NASCAR's current rules package was designed to increase side-by-side racing and manufacture competition. Busch made one competitive pass for the lead when he zipped past Clint Bowyer on lap 75 and never really looked back as he closed on his first win in nearly two months. Busch took off on the final restart with nine laps left and cruised to the finish line for his 13th top-10 finish in 14 races this season.
When NASCAR haters point fingers and say racing is just cars going in circles, Sunday at Pocono can be Exhibit A.
Even Fox broadcaster Mike Joy threw up his hands as Busch took the checkered flag: "I don't want to say they made it look easy, but they certainly didn't give us a lot to talk about."
Busch, who topped 200 career wins across all three national series earlier this season, is certainly the rare talent who can make most wins look easy in any season or under any package. But Busch has been especially prickly and stood out as the most vocal critical among many drivers who have groused about the racing this season.
"There's days that I get ultimately frustrated because I don't feel like my true talents can show on the race track because I'm too limited by the air of everything that's kind of going around me," Busch said. "I can't do anything. As a race car driver, when you can't do anything, and you can't showcase what your abilities are and how good you should be, then there's certainly some tense moments and high frustrations."
And that's from the winner.
"Yeah, so?" Busch retorted.
It was still another wildly successful day for Joe Gibbs Racing: Busch won, Erik Jones was third and Denny Hamlin was sixth. Martin Truex Jr. had a fast car and looked like a contender until engine woes knocked him out of the race. Hamlin opened the season with a win in the Daytona 500 in memory of J.D Gibbs, Joe's son who died earlier this year following a long battle with a degenerative neurological disease. JGR has been the class of NASCAR with a series-best nine wins and Gibbs was elected this month to the NASCAR Hall of Fame.
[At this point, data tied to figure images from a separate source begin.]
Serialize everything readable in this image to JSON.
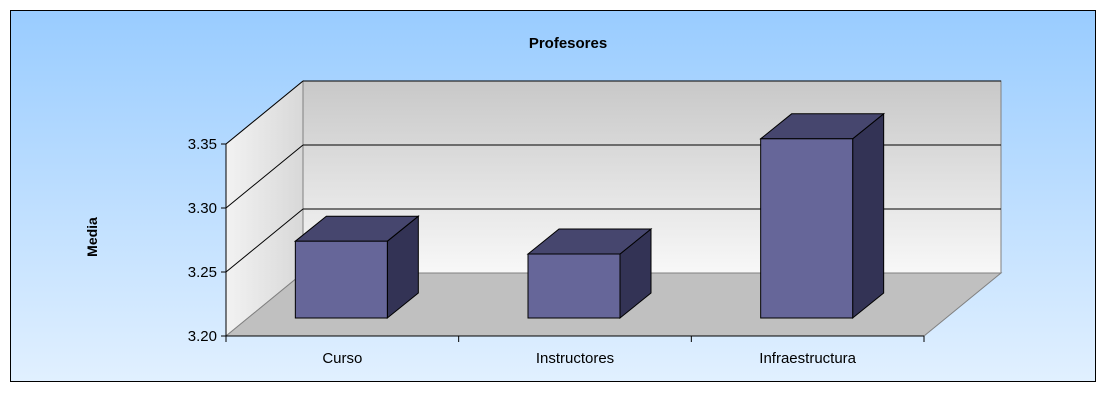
{
  "chart_data": {
    "type": "bar",
    "title": "Profesores",
    "xlabel": "",
    "ylabel": "Media",
    "categories": [
      "Curso",
      "Instructores",
      "Infraestructura"
    ],
    "values": [
      3.26,
      3.25,
      3.34
    ],
    "ylim": [
      3.2,
      3.35
    ],
    "yticks": [
      "3.20",
      "3.25",
      "3.30",
      "3.35"
    ],
    "grid": true,
    "three_d": true,
    "colors": {
      "bar_front": "#666699",
      "bar_top": "#46466e",
      "bar_side": "#333355",
      "floor": "#c0c0c0",
      "back_wall": "#d4d4d4",
      "side_wall": "#dcdcdc"
    }
  }
}
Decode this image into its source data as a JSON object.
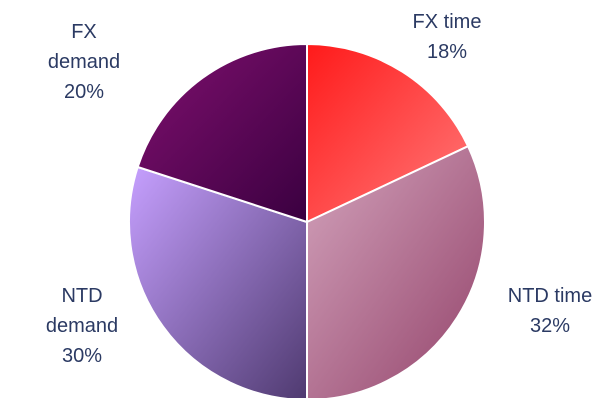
{
  "chart_data": {
    "type": "pie",
    "title": "",
    "slices": [
      {
        "label_lines": [
          "FX time"
        ],
        "value": 18,
        "value_label": "18%",
        "color_light": "#ff7a7a",
        "color_dark": "#ff1a1a"
      },
      {
        "label_lines": [
          "NTD time"
        ],
        "value": 32,
        "value_label": "32%",
        "color_light": "#d3a3bc",
        "color_dark": "#93436a"
      },
      {
        "label_lines": [
          "NTD",
          "demand"
        ],
        "value": 30,
        "value_label": "30%",
        "color_light": "#c6a0ff",
        "color_dark": "#4f3a70"
      },
      {
        "label_lines": [
          "FX",
          "demand"
        ],
        "value": 20,
        "value_label": "20%",
        "color_light": "#80106f",
        "color_dark": "#3a0040"
      }
    ]
  }
}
But a rules package that overshadowed the finish stained one more celebratory day at JGR.
"It's not that it's hard to pass, it's impossible," Hamlin said.
Here's what else happened at Pocono.
Brad Keselowski was second, Chase Elliott fourth and Bowyer fifth.
LET'S RACE TWO!
Pocono is to set host a Cup Series doubleheader weekend next season. The track traditionally has two NASCAR weekends but surrendered one to try the double June 27 and 28, 2020. The weekend will also include a Truck Series and Xfinity Series race, making it the busiest 48 hours in motorsports.
The Cup races will likely be shorter than the usual 400-milers run at the 2 1/2-mile track.
Pocono CEO Nick Igdalsky said it was his "full intention to lobby for the 400s." The track will hold two oval Cup races and Igdalsky said the track has "no intention" of switching one of the races to its road course configuration.
Igdalsky said NASCAR was still trying to figure out the qualifying procedures.
"It's an opportunity to do something pretty creative," Igdalsky said.
Igdalsky said Pocono was approached by NASCAR over the Daytona 500 weekend about the idea of running a twinbill.
"I feel this initiative is important enough where it would last for more than one year," he said. "Getting a one-year shot at this just doesn't seem realistic to me. I anticipate us trying this for a couple of years and see where it ends up."
Pocono said it will not raise ticket prices for next season, and kids 12 and under can still attend a race for free.
NASCAR recently announced the $2 billion purchase of International Speedway Corp., an aggressive move to gain control of key racetracks. The family-owned raceway is not for sale.
"Open for bids? Hell no," Igdalsky said. "I always like hearing the numbers, but I can't see any number that anybody would dangle in front of us that would make us interested. We love being a part of it. We're here to continue a legacy."
The series heads to Michigan International Speedway where Clint Bowyer is the defending race winner. Hamlin promised a better race at Michigan.